Visuals amplify the effect of both your narrative and data. It helps you to register certain insights in the minds of the audience. Charts and graphs present data in beautiful variant patterns, which otherwise would have been lost in the vastness of complex tables.

To facilitate data storytelling through charts and graphs, use Google Sheets. It provides a host of options, where you can customise charts according to your needs. Moreover, share these charts with your audience members and encourage them to participate in the storytelling process.

Or you could include a Glisser poll, and ask your audience to interact. This method is also an excellent way to gather valuable data on your participants, for post presentation follow up or simply to improve the content for future use.


  • Use data wisely, do not clutter your presentation with too many visuals
  • Create a narrative which fully justifies the data. A distortion in your storytelling and your charts can make it difficult for everyone to understand the relevance of the data

5. Set the right amount of expectation

The anchoring effect props people to base their decisions on the first piece of information they get. It’s a popular tactic used by marketers to attract consumer’s attention.
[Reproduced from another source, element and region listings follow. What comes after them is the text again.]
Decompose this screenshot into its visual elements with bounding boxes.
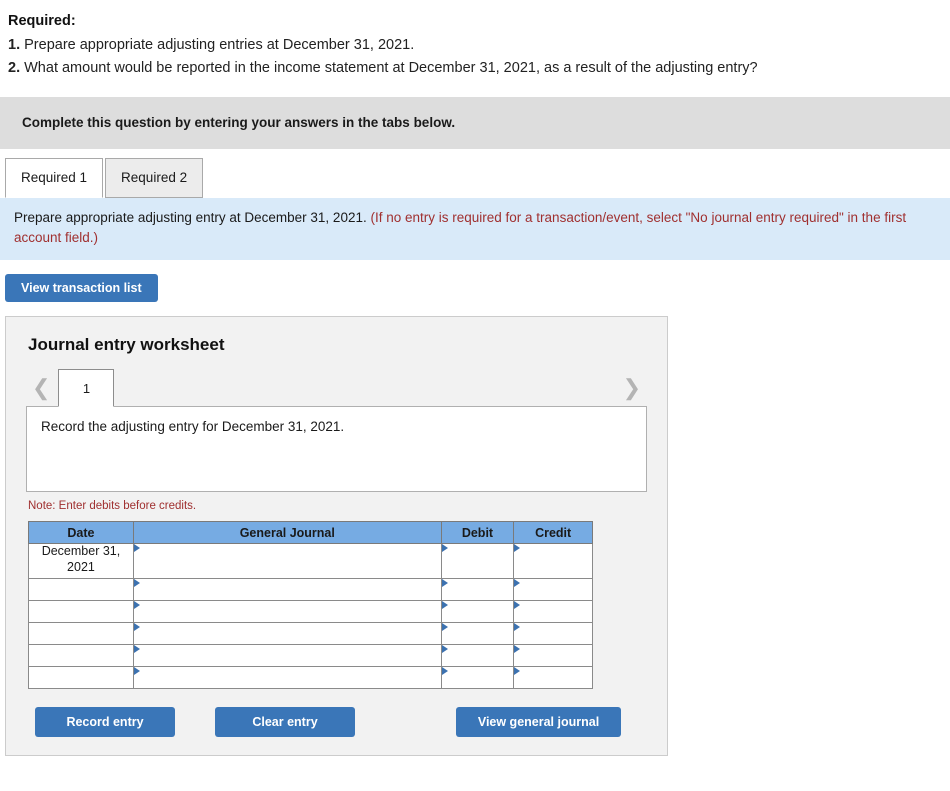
chevron-left-icon[interactable]: ❮ (26, 377, 56, 407)
cell-debit-2[interactable] (440, 578, 515, 602)
cell-debit-1[interactable] (440, 543, 515, 580)
cell-date-1: December 31, 2021 (28, 543, 134, 580)
dropdown-marker-icon (441, 645, 448, 654)
record-prompt-box: Record the adjusting entry for December … (26, 406, 647, 493)
cell-date-3[interactable] (28, 600, 134, 624)
journal-table-body: December 31, 2021 (28, 543, 593, 690)
view-transaction-list-wrap: View transaction list (0, 260, 950, 303)
tab-required-1[interactable]: Required 1 (5, 157, 104, 198)
column-header-date: Date (28, 521, 134, 545)
entry-tab-1-label: 1 (82, 380, 91, 396)
cell-general-journal-2[interactable] (132, 578, 442, 602)
record-entry-button[interactable]: Record entry (35, 707, 175, 738)
worksheet-actions: Record entry Clear entry View general jo… (28, 707, 621, 738)
required-heading: Required: (8, 13, 76, 29)
table-row (28, 622, 593, 646)
cell-date-2[interactable] (28, 578, 134, 602)
tab-required-2[interactable]: Required 2 (105, 157, 204, 198)
view-transaction-list-button[interactable]: View transaction list (5, 274, 158, 303)
required-item-1: 1. Prepare appropriate adjusting entries… (8, 35, 942, 56)
dropdown-marker-icon (441, 601, 448, 610)
clear-entry-button[interactable]: Clear entry (215, 707, 355, 738)
dropdown-marker-icon (441, 579, 448, 588)
question-instruction: Prepare appropriate adjusting entry at D… (0, 197, 950, 261)
required-item-1-number: 1. (8, 36, 21, 53)
instruction-banner-text: Complete this question by entering your … (22, 115, 456, 131)
cell-credit-2[interactable] (513, 578, 593, 602)
view-general-journal-button[interactable]: View general journal (456, 707, 621, 738)
dropdown-marker-icon (514, 601, 521, 610)
dropdown-marker-icon (514, 645, 521, 654)
dropdown-marker-icon (514, 623, 521, 632)
table-row: December 31, 2021 (28, 543, 593, 580)
cell-general-journal-1[interactable] (132, 543, 442, 580)
debits-before-credits-note: Note: Enter debits before credits. (28, 500, 197, 513)
table-row (28, 578, 593, 602)
cell-date-4[interactable] (28, 622, 134, 646)
column-header-debit: Debit (440, 521, 515, 545)
cell-general-journal-4[interactable] (132, 622, 442, 646)
dropdown-marker-icon (514, 667, 521, 676)
required-section: Required: 1. Prepare appropriate adjusti… (0, 0, 950, 79)
tab-required-2-label: Required 2 (121, 170, 188, 186)
dropdown-marker-icon (133, 623, 140, 632)
dropdown-marker-icon (133, 601, 140, 610)
cell-date-6[interactable] (28, 666, 134, 690)
question-instruction-main: Prepare appropriate adjusting entry at D… (14, 209, 367, 225)
dropdown-marker-icon (514, 579, 521, 588)
cell-debit-6[interactable] (440, 666, 515, 690)
table-row (28, 666, 593, 690)
dropdown-marker-icon (133, 544, 140, 553)
journal-entry-table: Date General Journal Debit Credit Decemb… (28, 521, 593, 690)
table-row (28, 600, 593, 624)
cell-debit-4[interactable] (440, 622, 515, 646)
required-item-2-text: What amount would be reported in the inc… (24, 59, 758, 76)
record-prompt-text: Record the adjusting entry for December … (41, 419, 345, 435)
dropdown-marker-icon (133, 645, 140, 654)
cell-debit-5[interactable] (440, 644, 515, 668)
required-item-2: 2. What amount would be reported in the … (8, 58, 942, 79)
cell-credit-5[interactable] (513, 644, 593, 668)
required-item-2-number: 2. (8, 59, 21, 76)
journal-entry-worksheet-panel: Journal entry worksheet ❮ 1 ❯ Record the… (5, 316, 668, 757)
cell-credit-6[interactable] (513, 666, 593, 690)
cell-general-journal-6[interactable] (132, 666, 442, 690)
column-header-general-journal: General Journal (132, 521, 442, 545)
cell-general-journal-3[interactable] (132, 600, 442, 624)
entry-tab-1[interactable]: 1 (58, 369, 115, 408)
journal-table-header-row: Date General Journal Debit Credit (28, 521, 593, 545)
cell-credit-4[interactable] (513, 622, 593, 646)
cell-date-5[interactable] (28, 644, 134, 668)
cell-debit-3[interactable] (440, 600, 515, 624)
table-row (28, 644, 593, 668)
tab-strip: Required 1 Required 2 (0, 156, 950, 198)
chevron-right-icon[interactable]: ❯ (617, 377, 647, 407)
required-item-1-text: Prepare appropriate adjusting entries at… (24, 36, 415, 53)
dropdown-marker-icon (514, 544, 521, 553)
worksheet-pager: ❮ 1 ❯ (26, 367, 647, 408)
dropdown-marker-icon (441, 544, 448, 553)
tab-required-1-label: Required 1 (21, 170, 88, 186)
column-header-credit: Credit (513, 521, 593, 545)
worksheet-title: Journal entry worksheet (28, 335, 225, 355)
cell-credit-3[interactable] (513, 600, 593, 624)
dropdown-marker-icon (441, 667, 448, 676)
dropdown-marker-icon (133, 667, 140, 676)
dropdown-marker-icon (133, 579, 140, 588)
instruction-banner: Complete this question by entering your … (0, 96, 950, 149)
dropdown-marker-icon (441, 623, 448, 632)
cell-credit-1[interactable] (513, 543, 593, 580)
cell-general-journal-5[interactable] (132, 644, 442, 668)
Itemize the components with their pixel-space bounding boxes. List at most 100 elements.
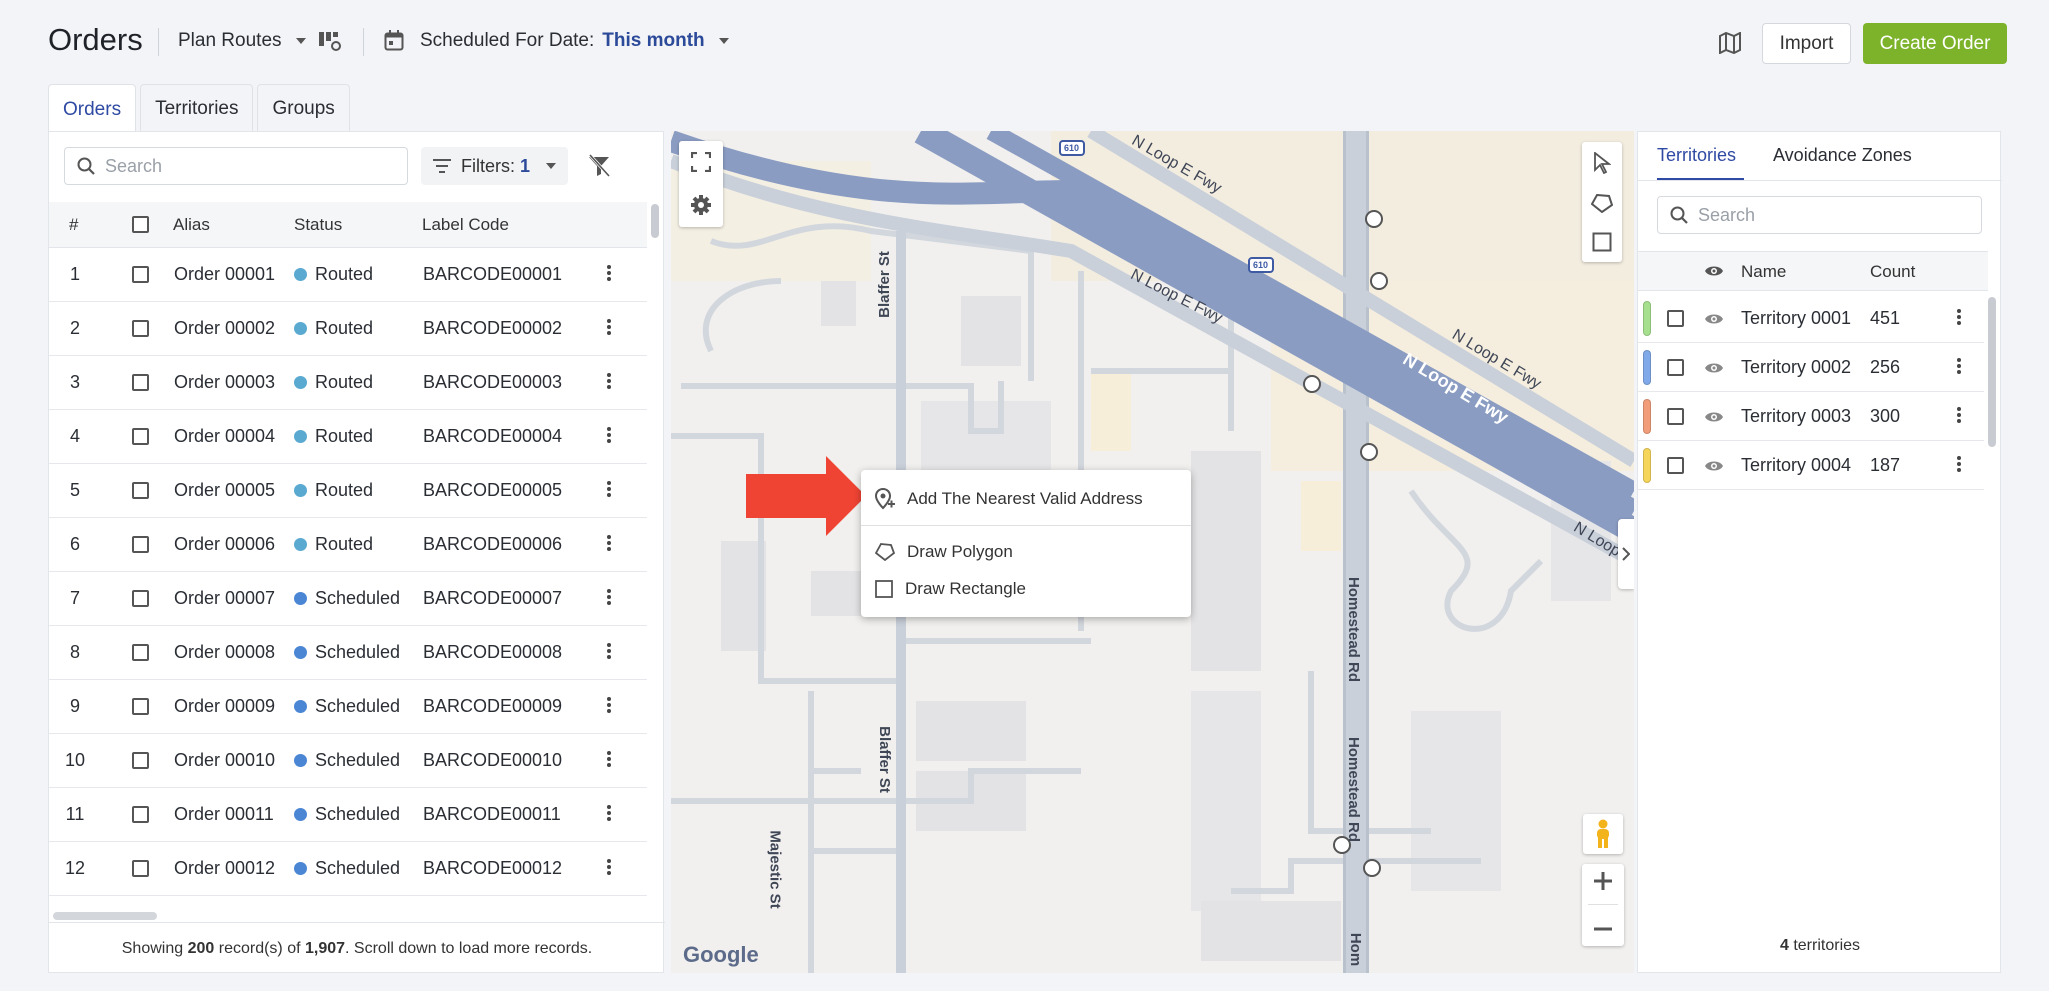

Initially, give information that will anchor the expectation, from where you can offer more insights which might exceed their expectation, therein lies the opportunity to kindle audience’s attention.

Say, you are giving a product presentation to prospects, to make it engaging, first market the features (that’s your anchor), and then immediately give benefits. The reason this works is that a good piece of information is preceded with a better one, which communicates a higher value than expected.


Make your presentation relative, not absolute. You don’t want your audience to think you are the best presenter in the world, the expectations can be overwhelming, but, being the best presenter in your team, that’s a safe zone.

Winding up

To deliver a top-notch presentation, the first thing you need to do is to be seen, use the above psychological hacks to catch your audiences attention. After that, it’s important to build trust, it makes your presentation seem more legitimate. And finally, engage them - use emotions, data or just your natural charm to keep them hooked through the entire presentation.